Анна кинулась к нему и стала разувать. Присела, стащила один сапог, пачкая руки, взялась за второй.
– Стой! – остановил он жену. – Шумила!
– Ну?
– Ты тут, да?
– Тебя ищу…
– Друг друга ищем, а там Чагина мужики побили. Покою не стало на Устюге Великом…
– За какие грехи побили-то?
– Не потехи ради побили, а за то, что будто бы мы, посыльные к монахам, полтинную поруху[101] им учинили. Мы-де, льготя себе, надумали онисимовский посул сотворити. Кабы не мы, кричат, не пропали бы многие полтины их. Анна! – оттолкнул Андрей ее. – Подай мне три алтына! Ну!
Она отошла мыть руки. Андрей дотянулся до снятого сапога, подмотал портянку, обулся.
– Сейчас пойдем к кабаку, уразумел?
– Нет.
– Там у крыльца Чагин лежит.
В красном углу всхлипнула Анна. Она достала из-за божницы красный мешочек из точно такой же материи, как и ее повязка на голове, вынула три алтына.
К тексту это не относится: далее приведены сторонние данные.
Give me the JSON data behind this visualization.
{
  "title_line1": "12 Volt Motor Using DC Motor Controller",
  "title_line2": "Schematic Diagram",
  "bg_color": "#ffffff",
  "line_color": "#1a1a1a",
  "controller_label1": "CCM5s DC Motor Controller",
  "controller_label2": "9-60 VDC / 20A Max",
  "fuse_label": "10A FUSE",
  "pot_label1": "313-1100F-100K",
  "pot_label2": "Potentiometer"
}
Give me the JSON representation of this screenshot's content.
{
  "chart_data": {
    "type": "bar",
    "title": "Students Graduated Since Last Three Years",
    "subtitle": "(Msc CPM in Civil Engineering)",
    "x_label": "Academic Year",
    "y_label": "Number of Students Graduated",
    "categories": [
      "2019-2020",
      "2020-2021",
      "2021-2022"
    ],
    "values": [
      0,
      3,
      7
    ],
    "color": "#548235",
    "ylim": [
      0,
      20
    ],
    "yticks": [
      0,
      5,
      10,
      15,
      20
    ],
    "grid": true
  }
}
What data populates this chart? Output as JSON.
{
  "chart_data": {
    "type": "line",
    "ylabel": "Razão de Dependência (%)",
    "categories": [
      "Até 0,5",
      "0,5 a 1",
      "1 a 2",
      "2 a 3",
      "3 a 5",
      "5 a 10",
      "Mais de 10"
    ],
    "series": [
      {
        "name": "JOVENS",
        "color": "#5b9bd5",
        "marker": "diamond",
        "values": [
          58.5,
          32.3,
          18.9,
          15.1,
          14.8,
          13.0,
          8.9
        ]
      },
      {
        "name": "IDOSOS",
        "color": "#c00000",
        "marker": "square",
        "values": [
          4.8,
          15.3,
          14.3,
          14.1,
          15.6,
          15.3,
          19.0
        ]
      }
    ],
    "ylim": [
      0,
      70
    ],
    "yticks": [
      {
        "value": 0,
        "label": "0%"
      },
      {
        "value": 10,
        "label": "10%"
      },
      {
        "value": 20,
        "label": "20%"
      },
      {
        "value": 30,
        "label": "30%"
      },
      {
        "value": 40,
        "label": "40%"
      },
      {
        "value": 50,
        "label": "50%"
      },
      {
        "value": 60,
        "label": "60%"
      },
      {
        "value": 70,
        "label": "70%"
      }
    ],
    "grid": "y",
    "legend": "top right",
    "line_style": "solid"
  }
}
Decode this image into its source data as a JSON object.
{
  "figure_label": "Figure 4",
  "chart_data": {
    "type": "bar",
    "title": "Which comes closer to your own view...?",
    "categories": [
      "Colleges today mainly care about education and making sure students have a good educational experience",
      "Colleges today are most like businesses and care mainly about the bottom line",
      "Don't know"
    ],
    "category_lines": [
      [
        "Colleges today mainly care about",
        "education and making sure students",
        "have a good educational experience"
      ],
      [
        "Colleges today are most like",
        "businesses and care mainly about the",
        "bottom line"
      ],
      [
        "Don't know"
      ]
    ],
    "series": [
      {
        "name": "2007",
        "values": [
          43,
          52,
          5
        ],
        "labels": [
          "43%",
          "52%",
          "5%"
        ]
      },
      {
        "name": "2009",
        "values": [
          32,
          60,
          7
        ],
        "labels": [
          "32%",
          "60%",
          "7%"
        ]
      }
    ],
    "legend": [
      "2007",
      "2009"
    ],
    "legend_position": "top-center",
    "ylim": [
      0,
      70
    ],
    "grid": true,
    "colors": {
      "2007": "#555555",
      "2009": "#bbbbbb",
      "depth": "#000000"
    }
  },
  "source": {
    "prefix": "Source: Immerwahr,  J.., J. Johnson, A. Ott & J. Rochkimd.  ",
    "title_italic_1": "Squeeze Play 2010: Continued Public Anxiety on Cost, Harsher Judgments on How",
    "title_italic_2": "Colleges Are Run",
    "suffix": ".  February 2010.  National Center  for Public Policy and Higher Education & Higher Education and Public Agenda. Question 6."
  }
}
– Давай! – поднялся Андрей с порога.
Она подала ему молчаливо и скорбно. Пустой мешочек остался лежать на столе.
– Последние… – нахмурился Андрей, ожесточенно глядя куда-то вниз, под лавку, где у него были сложены недоделанные часы, из-за которых он так и не успел наковать товара для продажи. Но вот он поднял сжатый кулак над головой и резко рубанул им по воздуху: – А, ладно! Не жми губы-то, не жми, говорю! – прикрикнул он на Анну. – Я пропью – я и добуду!
Резко повернулся, двинул ногой дверь и легко, по-цыплячьи, спрыгнул с порога наружу.
На печке проснулся от стука дед. Заворочался, разбудил ребенка, спавшего с ним. Шумила заметил, как встрепенулась Анна, кинулась к печи. В этот момент снова отворилась дверь и показалась темноволосая голова Андрея.
– А ты чего?
Только тут Шумила понял, что ему надо уходить.
Глава 14
«Се аз Андрей Федоров сын занял есми у Клима Воронова сына пять рублёв московских ходячих от Вознесения Христова до Введения с ростом в две гривны[102] от рубля в полугодь».